5 Things Hawaii: Gov. Ige’s leadership, Re-opening the economy, Dr. Scott Grosskreutz

We have launched two new daily emails for you if you are interested in tracking our coverage at the nexus of health care and health policy even further. One afternoon newsletter covers our reporting on COVID, while an early morning newsletter gives you a run down of all of our daily reporting at State of Reform, across our West Coast, South West, and National editions.

Stay healthy and have a Happy Easter and Passover!

 

 

 

 

With help from Emily Boerger

1. Improving news on COVID in the state

As of Tuesday, there have been 410 confirmed cases, 5 deaths, and 42 hospitalizations related to COVID-19 in Hawaii. While the number of cases continues to climb and uncertainty remains about the total impact of the virus, updated data from the Institute for Health Metrics and Evaluation (IHME) offers a glimmer of hope.

The latest data shows a decrease in the projected number of COVID-19 deaths in the state, dropping from 372 to 112. The data also shows Hawaii is 4 days away from peak resource usage and peak daily deaths — previously, this peak wasn’t expected until May. During that time, there will likely be enough hospital beds, but there is a predicted shortage of 25 ICU beds.

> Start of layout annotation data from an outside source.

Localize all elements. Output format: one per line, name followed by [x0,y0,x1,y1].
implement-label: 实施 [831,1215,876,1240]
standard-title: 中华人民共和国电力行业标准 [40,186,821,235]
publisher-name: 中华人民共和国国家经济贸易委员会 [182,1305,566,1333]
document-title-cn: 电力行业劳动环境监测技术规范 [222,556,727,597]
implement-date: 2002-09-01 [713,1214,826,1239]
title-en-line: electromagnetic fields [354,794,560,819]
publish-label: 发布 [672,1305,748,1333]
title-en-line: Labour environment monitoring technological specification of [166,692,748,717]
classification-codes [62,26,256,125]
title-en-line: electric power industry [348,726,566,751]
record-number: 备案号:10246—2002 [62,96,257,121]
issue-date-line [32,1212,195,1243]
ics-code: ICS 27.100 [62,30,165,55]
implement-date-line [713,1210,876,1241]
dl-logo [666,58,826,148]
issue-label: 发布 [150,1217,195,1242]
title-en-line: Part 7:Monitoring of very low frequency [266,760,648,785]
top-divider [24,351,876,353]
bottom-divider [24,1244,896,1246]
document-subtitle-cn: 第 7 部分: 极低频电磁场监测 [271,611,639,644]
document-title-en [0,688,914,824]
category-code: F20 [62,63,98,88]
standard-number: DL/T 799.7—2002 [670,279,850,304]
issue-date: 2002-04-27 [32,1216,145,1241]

2. Ige gets mixed reviews over COVID-19 response

In a recent opinion piece from Politico, author Bill Scher ranked Gov. Ige #4 on his list of worst gubernatorial responses to the COVID-19 pandemic. The low ranking is in part due to Ige’s initial hesitation to issue mandatory social distancing orders, instead relying on county mayors to close businesses and order residents to shelter-in-place. Scher also sites the reported tension between Ige and Lt. Gov. Josh Green as a contributing factor to the low ranking.

However, in a separate public opinion poll of each US governor’s ability to “to keep people safe during the ongoing public coronavirus crisis,” Ige ranks 30th with 71% approval. For perspective, we reached out to several health care experts and political insiders for their takes on Ige’s COVID-response. Many had lots to say privately though few wanted to be on the record. We detail the recommendations of one long-time health policy watcher here.

 

3. House select committee discusses steps to re-open economy

new brief from the Economic Research Organization at the University of Hawai’i (UHERO) outlines measurable targets and next steps needed to re-open Hawaii’s economy and end social distancing restrictions. Hawaii’s House Select Committee on COVID-19 discussed the new information Monday morning.

The first step is opening the local economy, which may need to occur gradually and will require nearly all businesses to change the way they operate. The next step is opening the tourism economy, which in a “worst case scenario” could take between 12 and 18 months as the world waits for a COVID-19 vaccine. However, tourism could pick up sooner if rapid antigen and antibody tests make it possible to pre-screen tourists before they arrive in Hawaii. The UHERO brief says this kind of test may be available in the next few months.


4. Video: Dr. Scott Grosskreutz

Dr. Scott Grosskreutz is a radiologist with Hawaii Radiologic Associates and is a member of the Hawaii Physician Shortage Crisis Task Force. He joins us in this edition of “What They’re Watching” to discuss doctor shortages on the Big Island. We recorded this conversation with Grosskreutz at the start of January, before COVID-19 had made it to the United States. However, in a recent interview with Hawai’i Public Radio, Grosskreutz said the physician shortage in Hawaii is likely to get worse because of the pandemic.

“It’s very hard to recruit new physicians into the community. We’re in a position where private practice is basically on the verge of going extinct. The margins in order to practice profitably with a small practice, which is a small business of course, are so low that with additional pressures — like the GET tax and the low Medicare reimbursements along with the high cost of providing care — it’s basically preventing any new physicians from coming in.”

 

5. CARES Act funding heads to Hawaii

Two weeks ago, Congress passed the $2.2 trillion CARES Act putting in place a broad range of economic and health-related provisions to provide relief to those impacted by the COVID-19 pandemic. Among those provisions is $100 billion to the “Public Health and Social Services Emergency Fund” and the expansion of the Accelerated and Advance Payment Program for Medicare providers.

Sen. Mazie Hirono and Congressman Ed Case announced last week the first round of CARES Act funding allocated to Hawaii. The state received over $12 million in HUD grants and $107 million to support transit agencies statewide. Hirono also announced Monday over $10 million in funding for community health centers.